Advertisement

French Truckers Step Up Blockade as Talks Over Traffic Fines Falter

Share
From Reuters

Angry truckers vowed Friday to intensify their stranglehold on French roads after talks failed to settle a dispute over penalties for traffic violations that has stranded thousands of tourists and disrupted supplies.

They said the five-day-old blockade would be stepped up since talks with the government had not solved the conflict over a new point system that penalizes drivers for serious traffic offenses.

“We have decided to reinforce existing roadblocks and set up new ones,” a spokesman for the Workers’ Force trade union said.

Advertisement

Thousands of trucks parked across roads and highways, including the north-south gateway to Mediterranean resorts, have stranded foreign vacationers and snarled supplies to industry and supermarkets.

“This is going to get worse. Our drivers are determined,” the spokesman said.

The Transport Ministry, which sought to unblock the roads before the weekend rush, declined to comment. The union spokesman said that truckers will call on Paris taxi drivers, who staged a one-day strike against the new point system last month, to back their protest.

Groups of truckers, often acting independently of each other, have set up more than 100 roadblocks across France.
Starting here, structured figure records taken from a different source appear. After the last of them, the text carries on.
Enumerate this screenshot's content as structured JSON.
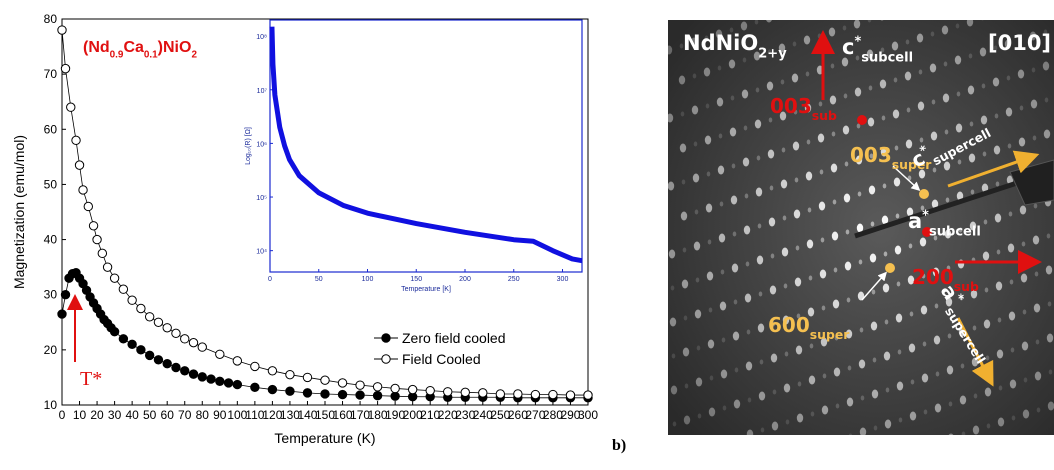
{
  "chart_data": [
    {
      "type": "scatter",
      "title_parts": [
        {
          "text": "(Nd"
        },
        {
          "text": "0.9",
          "sub": true
        },
        {
          "text": "Ca"
        },
        {
          "text": "0.1",
          "sub": true
        },
        {
          "text": ")NiO"
        },
        {
          "text": "2",
          "sub": true
        }
      ],
      "x_label": "Temperature (K)",
      "y_label": "Magnetization (emu/mol)",
      "annotation": "T*",
      "xlim": [
        0,
        300
      ],
      "ylim": [
        10,
        80
      ],
      "xticks": [
        0,
        10,
        20,
        30,
        40,
        50,
        60,
        70,
        80,
        90,
        100,
        110,
        120,
        130,
        140,
        150,
        160,
        170,
        180,
        190,
        200,
        210,
        220,
        230,
        240,
        250,
        260,
        270,
        280,
        290,
        300
      ],
      "yticks": [
        10,
        20,
        30,
        40,
        50,
        60,
        70,
        80
      ],
      "legend": "lower right",
      "series": [
        {
          "name": "Zero field cooled",
          "color": "#000000",
          "filled": true,
          "x": [
            0,
            2,
            4,
            6,
            8,
            10,
            12,
            14,
            16,
            18,
            20,
            22,
            24,
            26,
            28,
            30,
            35,
            40,
            45,
            50,
            55,
            60,
            65,
            70,
            75,
            80,
            85,
            90,
            95,
            100,
            110,
            120,
            130,
            140,
            150,
            160,
            170,
            180,
            190,
            200,
            210,
            220,
            230,
            240,
            250,
            260,
            270,
            280,
            290,
            300
          ],
          "values": [
            26.5,
            30,
            33,
            33.8,
            34,
            33,
            32,
            30.8,
            29.6,
            28.5,
            27.5,
            26.5,
            25.5,
            24.8,
            24,
            23.3,
            22,
            21,
            20,
            19,
            18.2,
            17.5,
            16.8,
            16.2,
            15.6,
            15.1,
            14.7,
            14.3,
            14,
            13.7,
            13.2,
            12.8,
            12.5,
            12.2,
            12,
            11.9,
            11.8,
            11.7,
            11.6,
            11.5,
            11.5,
            11.4,
            11.4,
            11.4,
            11.4,
            11.3,
            11.3,
            11.3,
            11.3,
            11.3
          ]
        },
        {
          "name": "Field Cooled",
          "color": "#000000",
          "filled": false,
          "x": [
            0,
            2,
            5,
            8,
            10,
            12,
            15,
            18,
            20,
            23,
            26,
            30,
            35,
            40,
            45,
            50,
            55,
            60,
            65,
            70,
            75,
            80,
            90,
            100,
            110,
            120,
            130,
            140,
            150,
            160,
            170,
            180,
            190,
            200,
            210,
            220,
            230,
            240,
            250,
            260,
            270,
            280,
            290,
            300
          ],
          "values": [
            78,
            71,
            64,
            58,
            53.5,
            49,
            46,
            42.5,
            40,
            37.5,
            35,
            33,
            31,
            29,
            27.5,
            26,
            25,
            24,
            23,
            22,
            21.3,
            20.5,
            19.2,
            18,
            17,
            16.2,
            15.5,
            15,
            14.5,
            14,
            13.6,
            13.3,
            13,
            12.8,
            12.6,
            12.4,
            12.3,
            12.2,
            12,
            12,
            11.9,
            11.9,
            11.8,
            11.8
          ]
        }
      ]
    },
    {
      "type": "line",
      "x_label": "Temperature [K]",
      "y_label": "Log₁₀(R) [Ω]",
      "log_y": true,
      "xlim": [
        0,
        320
      ],
      "ylim": [
        4000,
        200000000
      ],
      "xticks": [
        0,
        50,
        100,
        150,
        200,
        250,
        300
      ],
      "yticks": [
        {
          "value": 10000,
          "label": "10⁴"
        },
        {
          "value": 100000,
          "label": "10⁵"
        },
        {
          "value": 1000000,
          "label": "10⁶"
        },
        {
          "value": 10000000,
          "label": "10⁷"
        },
        {
          "value": 100000000,
          "label": "10⁸"
        }
      ],
      "series": [
        {
          "name": null,
          "color": "#1010e0",
          "x": [
            2,
            3,
            5,
            10,
            15,
            20,
            30,
            50,
            75,
            100,
            150,
            200,
            250,
            270,
            290,
            310,
            320
          ],
          "values": [
            150000000,
            30000000,
            8000000,
            2000000,
            900000,
            500000,
            250000,
            120000,
            70000,
            50000,
            32000,
            22000,
            16000,
            15000,
            10000,
            7000,
            6500
          ]
        }
      ]
    }
  ],
  "panel_label": "b)",
  "diffraction": {
    "labels": [
      [
        {
          "text": "NdNiO"
        },
        {
          "text": "2+y",
          "sub": true
        }
      ],
      [
        {
          "text": "[010]"
        }
      ],
      [
        {
          "text": "c"
        },
        {
          "text": "*",
          "sup": true
        },
        {
          "text": "subcell",
          "sub": true
        }
      ],
      [
        {
          "text": "003"
        },
        {
          "text": "sub",
          "sub": true
        }
      ],
      [
        {
          "text": "003"
        },
        {
          "text": "super",
          "sub": true
        }
      ],
      [
        {
          "text": "c"
        },
        {
          "text": "*",
          "sup": true
        },
        {
          "text": "supercell",
          "sub": true
        }
      ],
      [
        {
          "text": "a"
        },
        {
          "text": "*",
          "sup": true
        },
        {
          "text": "subcell",
          "sub": true
        }
      ],
      [
        {
          "text": "200"
        },
        {
          "text": "sub",
          "sub": true
        }
      ],
      [
        {
          "text": "600"
        },
        {
          "text": "super",
          "sub": true
        }
      ],
      [
        {
          "text": "a"
        },
        {
          "text": "*",
          "sup": true
        },
        {
          "text": "supercell",
          "sub": true
        }
      ]
    ]
  }
}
The government has refused to hold back on the introduction of the new driving offense penalty system. Under the system, drivers who accumulate a maximum of six penalty points will lose their licenses and have to wait six months to retake their driving tests.

Professional drivers fear that the system will rapidly drive them off the road. They assert that they risk more penalties because they drive more than ordinary motorists, and they demand special treatment.

The government hopes the system will reduce France’s highway death toll, which was 9,600 last year for a population of 56 million. U.S. highway deaths in 1990 numbered 46,300 for a population of more than 248 million.